Of course, it's not as easy as he thinks. There's some naivety there, obviously. It's completely out of his wheelhouse. It's not something he's ever thought about or conceived of. And how here he is, thrust into this life he knows nothing about. It's a unique perspective to see someone like Noah caught up in that world.
His help comes in the form of the cop Bronco Novak. Bronco's pretty much Noah's moral opposite, isn't he?
Absolutely. They have history. In a lot of Mennonite communities, the kids still have to go to school. So they go to regular Auslander [outsider] schools. So Bronco and Noah have a history in school. Bronco was the obnoxious jock and Noah was the quiet Mennonite commuter.
How would you describe Noah's relationship with his wife, Anna?

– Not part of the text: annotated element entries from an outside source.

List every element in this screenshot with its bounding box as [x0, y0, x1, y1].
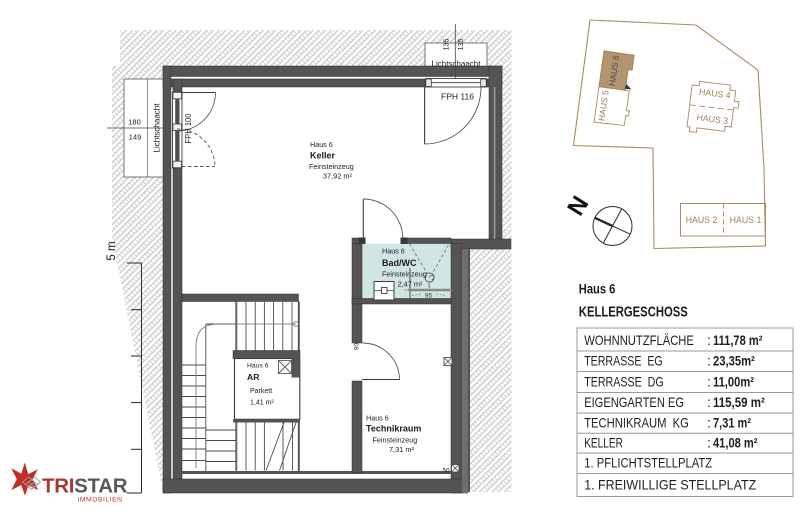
- svg-text:TERRASSE EG: TERRASSE EG: [584, 353, 663, 369]
- svg-text:Lichtschaacht: Lichtschaacht: [432, 59, 482, 69]
- svg-text:Bad/WC: Bad/WC: [382, 258, 417, 268]
- svg-text::: :: [707, 394, 711, 410]
- svg-text:Lichtschaacht: Lichtschaacht: [152, 103, 162, 153]
- svg-text:TRISTAR: TRISTAR: [42, 475, 128, 498]
- svg-text:HAUS 2: HAUS 2: [686, 215, 718, 225]
- svg-text::: :: [707, 332, 711, 348]
- svg-text:111,78 m²: 111,78 m²: [713, 332, 763, 348]
- svg-text:Haus 6: Haus 6: [366, 414, 389, 423]
- svg-text::: :: [707, 373, 711, 389]
- svg-text:KELLERGESCHOSS: KELLERGESCHOSS: [579, 304, 688, 321]
- svg-text:180: 180: [128, 118, 141, 127]
- svg-text:HAUS 1: HAUS 1: [730, 215, 762, 225]
- svg-text:115,59 m²: 115,59 m²: [713, 394, 765, 410]
- svg-text:Haus 6: Haus 6: [310, 140, 333, 149]
- svg-text:Haus 6: Haus 6: [579, 282, 616, 297]
- svg-text:149: 149: [129, 133, 142, 142]
- svg-text::: :: [707, 434, 711, 450]
- svg-text:23,35m²: 23,35m²: [713, 353, 755, 369]
- svg-text:EIGENGARTEN EG: EIGENGARTEN EG: [584, 394, 684, 410]
- svg-text:Parkett: Parkett: [250, 388, 272, 395]
- svg-text:Feinsteinzeug: Feinsteinzeug: [309, 162, 354, 171]
- svg-text:FPH 116: FPH 116: [441, 93, 474, 102]
- svg-text:IMMOBILIEN: IMMOBILIEN: [78, 497, 123, 504]
- svg-text:41,08 m²: 41,08 m²: [713, 434, 758, 450]
- svg-text:KELLER: KELLER: [584, 434, 623, 450]
- svg-text:37,92 m²: 37,92 m²: [323, 172, 353, 181]
- svg-text::: :: [707, 414, 711, 430]
- svg-text:Haus 6: Haus 6: [247, 363, 269, 370]
- svg-text:7,31 m²: 7,31 m²: [713, 414, 751, 430]
- svg-text:Technikraum: Technikraum: [366, 424, 421, 434]
- svg-text:1. FREIWILLIGE STELLPLATZ: 1. FREIWILLIGE STELLPLATZ: [584, 477, 756, 493]
- svg-text:Feinsteinzeug: Feinsteinzeug: [373, 436, 418, 445]
- svg-text:5 m: 5 m: [106, 241, 118, 260]
- svg-text:135: 135: [444, 39, 451, 51]
- svg-text:AR: AR: [247, 372, 260, 382]
- svg-text:WOHNNUTZFLÄCHE: WOHNNUTZFLÄCHE: [584, 332, 694, 348]
- svg-text:7,31 m²: 7,31 m²: [389, 445, 415, 454]
- svg-text:1. PFLICHTSTELLPLATZ: 1. PFLICHTSTELLPLATZ: [584, 455, 712, 471]
- svg-text:FPH 100: FPH 100: [184, 113, 193, 143]
- svg-text:90: 90: [354, 343, 361, 350]
- svg-text:11,00m²: 11,00m²: [713, 373, 754, 389]
- svg-text:TERRASSE DG: TERRASSE DG: [584, 373, 664, 389]
- svg-text:135: 135: [458, 39, 465, 51]
- svg-text:Keller: Keller: [310, 151, 336, 161]
- svg-text:TECHNIKRAUM KG: TECHNIKRAUM KG: [584, 414, 689, 430]
- svg-text:95: 95: [425, 293, 432, 300]
- svg-text:Feinsteinzeug: Feinsteinzeug: [382, 270, 427, 279]
- svg-text:50: 50: [442, 468, 450, 475]
- svg-text:Haus 6: Haus 6: [382, 247, 405, 256]
- svg-text::: :: [707, 353, 711, 369]
- svg-text:1,41 m²: 1,41 m²: [250, 400, 274, 407]
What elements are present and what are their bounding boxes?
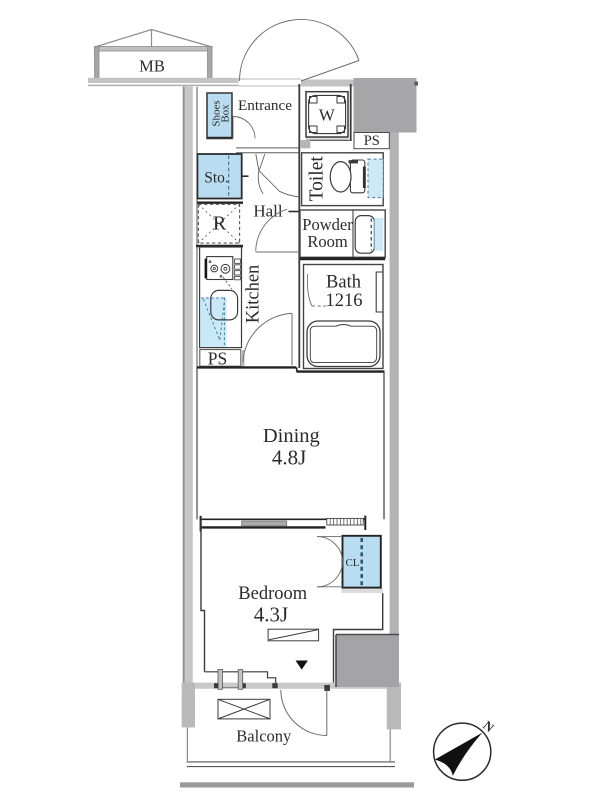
svg-text:Room: Room [307,232,348,251]
svg-text:Bath: Bath [326,273,361,293]
svg-text:W: W [319,106,336,125]
svg-text:Dining: Dining [263,425,320,447]
svg-text:4.8J: 4.8J [272,446,306,470]
svg-text:Kitchen: Kitchen [243,265,263,324]
svg-text:PS: PS [364,133,380,149]
svg-text:Balcony: Balcony [236,727,292,746]
svg-text:Box: Box [220,104,232,123]
svg-text:R: R [213,213,227,235]
svg-text:MB: MB [139,57,165,76]
svg-text:Hall: Hall [253,202,283,221]
svg-text:Entrance: Entrance [238,97,292,114]
svg-text:4.3J: 4.3J [254,603,288,627]
svg-text:Bedroom: Bedroom [238,584,307,604]
svg-text:Sto.: Sto. [204,170,229,187]
svg-text:1216: 1216 [326,291,363,311]
svg-text:Toilet: Toilet [306,156,327,202]
svg-text:PS: PS [208,349,227,369]
svg-text:CL: CL [345,557,359,569]
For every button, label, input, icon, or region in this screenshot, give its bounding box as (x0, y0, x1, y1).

They have a wonderful relationship. It's a relationship based on faith and family. They are devoted to one another; they are devoted to their children, devoted to their community. It's a relationship based on devotion and partnership. That is tested immensely in the show.

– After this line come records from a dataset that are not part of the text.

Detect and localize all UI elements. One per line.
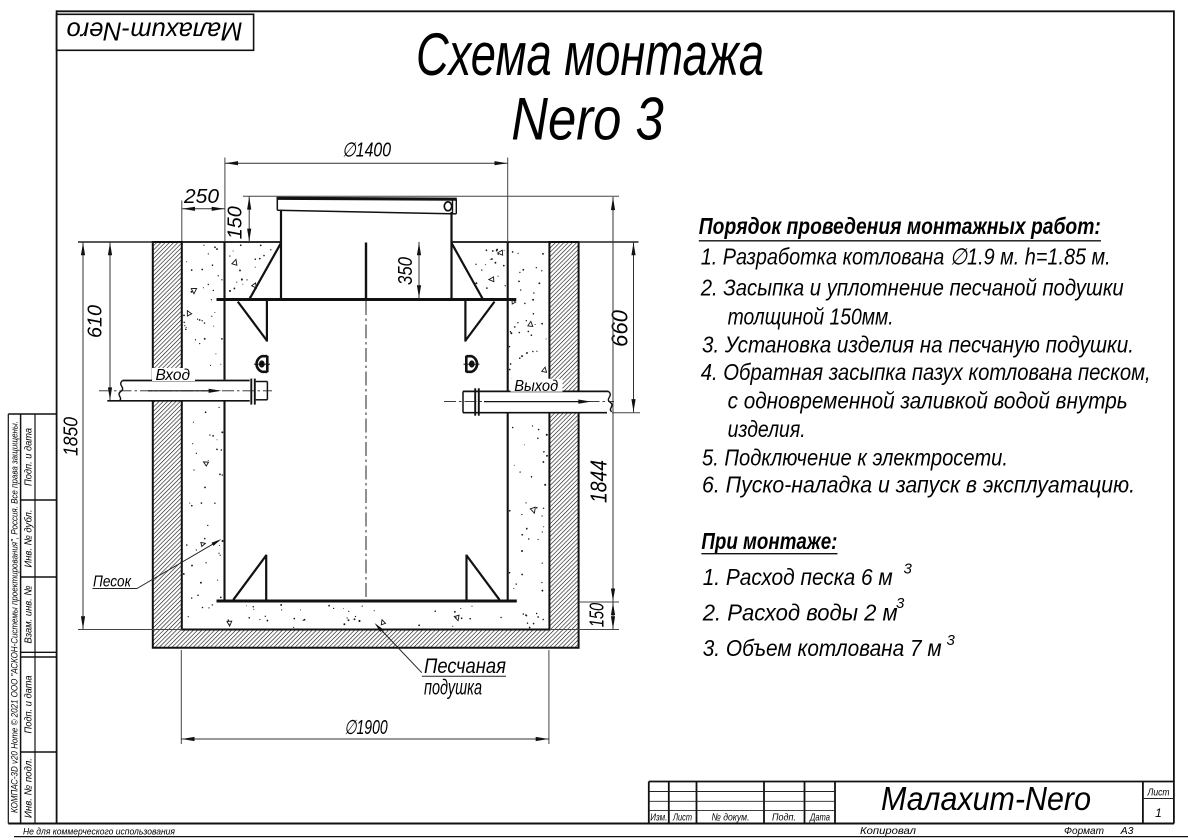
svg-text:Инв. № подл.: Инв. № подл. xyxy=(23,758,35,818)
svg-text:Изм.: Изм. xyxy=(650,811,667,823)
svg-text:Песчаная: Песчаная xyxy=(424,654,506,678)
svg-text:∅1900: ∅1900 xyxy=(344,717,388,739)
svg-text:610: 610 xyxy=(85,305,107,338)
svg-text:подушка: подушка xyxy=(424,675,482,699)
svg-text:Не для коммерческого использов: Не для коммерческого использования xyxy=(23,826,175,837)
svg-text:1850: 1850 xyxy=(61,417,83,456)
svg-text:с одновременной заливкой водой: с одновременной заливкой водой внутрь xyxy=(728,387,1128,413)
svg-text:Песок: Песок xyxy=(93,574,132,591)
svg-text:3. Объем котлована 7 м: 3. Объем котлована 7 м xyxy=(703,635,942,661)
svg-text:3: 3 xyxy=(904,561,913,578)
svg-text:3: 3 xyxy=(947,632,956,649)
svg-text:150: 150 xyxy=(587,603,609,628)
svg-text:Подп. и дата: Подп. и дата xyxy=(23,675,35,733)
svg-text:Схема монтажа: Схема монтажа xyxy=(416,20,764,88)
svg-text:5. Подключение к электросети.: 5. Подключение к электросети. xyxy=(702,444,1008,470)
svg-text:Nero 3: Nero 3 xyxy=(511,85,664,153)
svg-text:2. Засыпка и уплотнение песчан: 2. Засыпка и уплотнение песчаной подушки xyxy=(700,275,1124,301)
svg-text:3. Установка изделия на песчан: 3. Установка изделия на песчаную подушки… xyxy=(702,331,1134,357)
svg-text:Порядок проведения монтажных р: Порядок проведения монтажных работ: xyxy=(699,213,1101,239)
svg-text:6. Пуско-наладка и запуск в эк: 6. Пуско-наладка и запуск в эксплуатацию… xyxy=(702,472,1135,498)
svg-text:1. Расход песка 6 м: 1. Расход песка 6 м xyxy=(703,564,893,590)
svg-text:№ докум.: № докум. xyxy=(712,811,750,823)
svg-text:1. Разработка котлована ∅1.9 м: 1. Разработка котлована ∅1.9 м. h=1.85 м… xyxy=(701,244,1111,270)
svg-text:Взам. инв. №: Взам. инв. № xyxy=(23,586,35,644)
svg-text:Дата: Дата xyxy=(809,811,830,823)
svg-text:А3: А3 xyxy=(1120,825,1134,837)
svg-text:толщиной 150мм.: толщиной 150мм. xyxy=(728,303,894,329)
svg-text:Копировал: Копировал xyxy=(860,825,916,837)
svg-text:Выход: Выход xyxy=(514,378,558,395)
svg-text:2. Расход воды 2 м: 2. Расход воды 2 м xyxy=(702,599,898,625)
svg-text:Инв. № дубл.: Инв. № дубл. xyxy=(23,510,35,568)
svg-text:3: 3 xyxy=(896,595,905,612)
svg-text:Малахит-Nero: Малахит-Nero xyxy=(881,780,1091,817)
svg-text:Вход: Вход xyxy=(156,367,191,384)
svg-text:Формат: Формат xyxy=(1064,825,1104,837)
svg-text:Подп.: Подп. xyxy=(772,811,796,823)
svg-text:250: 250 xyxy=(183,186,219,208)
svg-text:1844: 1844 xyxy=(586,460,612,503)
svg-text:4. Обратная засыпка пазух котл: 4. Обратная засыпка пазух котлована песк… xyxy=(701,359,1151,385)
svg-text:Подп. и дата: Подп. и дата xyxy=(23,428,35,486)
svg-text:∅1400: ∅1400 xyxy=(342,140,391,162)
svg-text:150: 150 xyxy=(224,206,246,239)
svg-text:Лист: Лист xyxy=(672,811,692,823)
svg-text:Лист: Лист xyxy=(1147,787,1170,799)
svg-text:1: 1 xyxy=(1155,806,1162,820)
svg-text:При монтаже:: При монтаже: xyxy=(701,528,837,554)
svg-text:Малахит-Nero: Малахит-Nero xyxy=(67,16,243,46)
svg-text:660: 660 xyxy=(607,310,633,347)
svg-text:изделия.: изделия. xyxy=(728,416,806,442)
svg-text:КОМПАС-3D v20 Home © 2021 ООО: КОМПАС-3D v20 Home © 2021 ООО "АСКОН-Сис… xyxy=(10,421,21,813)
svg-text:350: 350 xyxy=(395,257,417,285)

What can viewers expect as the season progresses?
Madness. They can just expect things to spiral. It just gets more intriguing, more intense, more interesting, all the “I” words. Moving forward, you feel like you're on the same roller coaster that Noah is. It's a fun ride, an interesting ride.
I'm really proud of the show because people get very invested in our show. People get invested in our characters, and they get emotionally attached to them. And that's the highest compliment that a show can get, for people to be so emotionally invested in the story.

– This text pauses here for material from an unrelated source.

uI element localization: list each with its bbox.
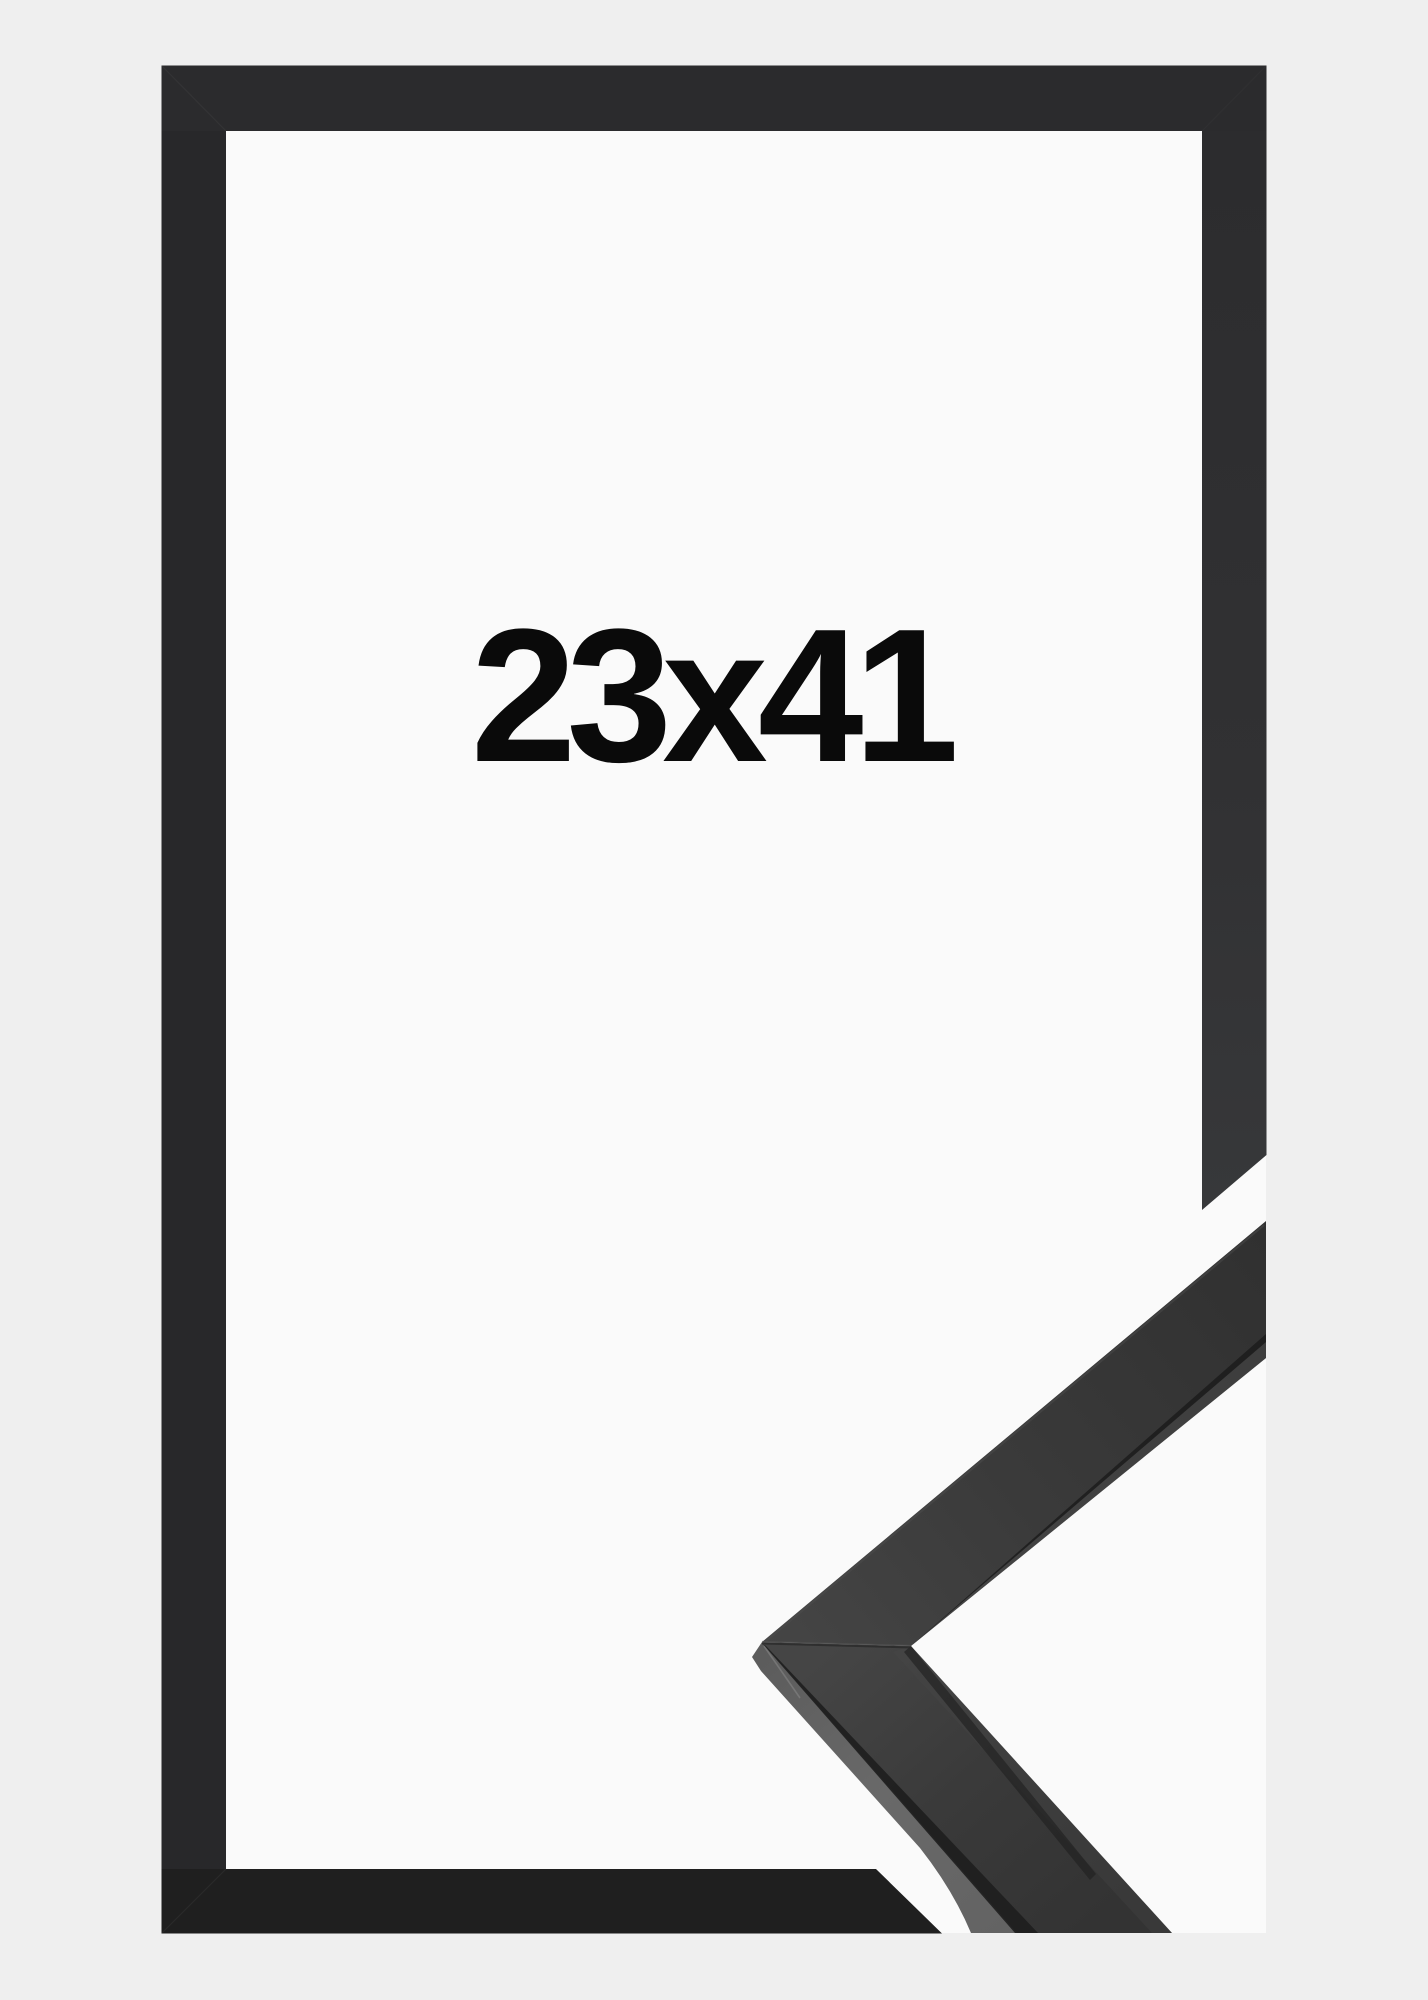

How did working on a CBC series compare with the U.S. series you've worked on?
When we were working with the CBC, they were relatively hands-off. I'm not sure they even knew what they had on their hands. They sort of let us do our own thing. There was a lot of support early on.
Now, to be in this situation with WGN America, it's apples and oranges. The support, the outreach, the promotion have been incredible. I've never been happier with a show. The way WGN treats the show and treats us, I have no doubt they are fans of our show and supporters of us.
The biggest thing is just the reach, being able to bring the show to more viewers, to be able to promote the show in a bigger, better, bolder way, that's been massive. They've held nothing back in the support of our show, and I'm immensely grateful.
The second season of Pure has already been filmed, right?
Yes. It's bigger, badder, better, bolder than the first season. I can't wait for people to see the second season. I want people to become invested in the first season and if you've seen the first season, to revisit it and refresh your minds and your hearts and prepare for the second season to follow.
Hopefully, we get to do many more. I'm certainly not ready to say goodbye to these characters. I love this show. It's one of the proudest moments of my career, and I want to do it as long as possible.
Pure Season 1 Episode 1 debuts at 10/9c Wednesday, Jan. 23, on WGN America.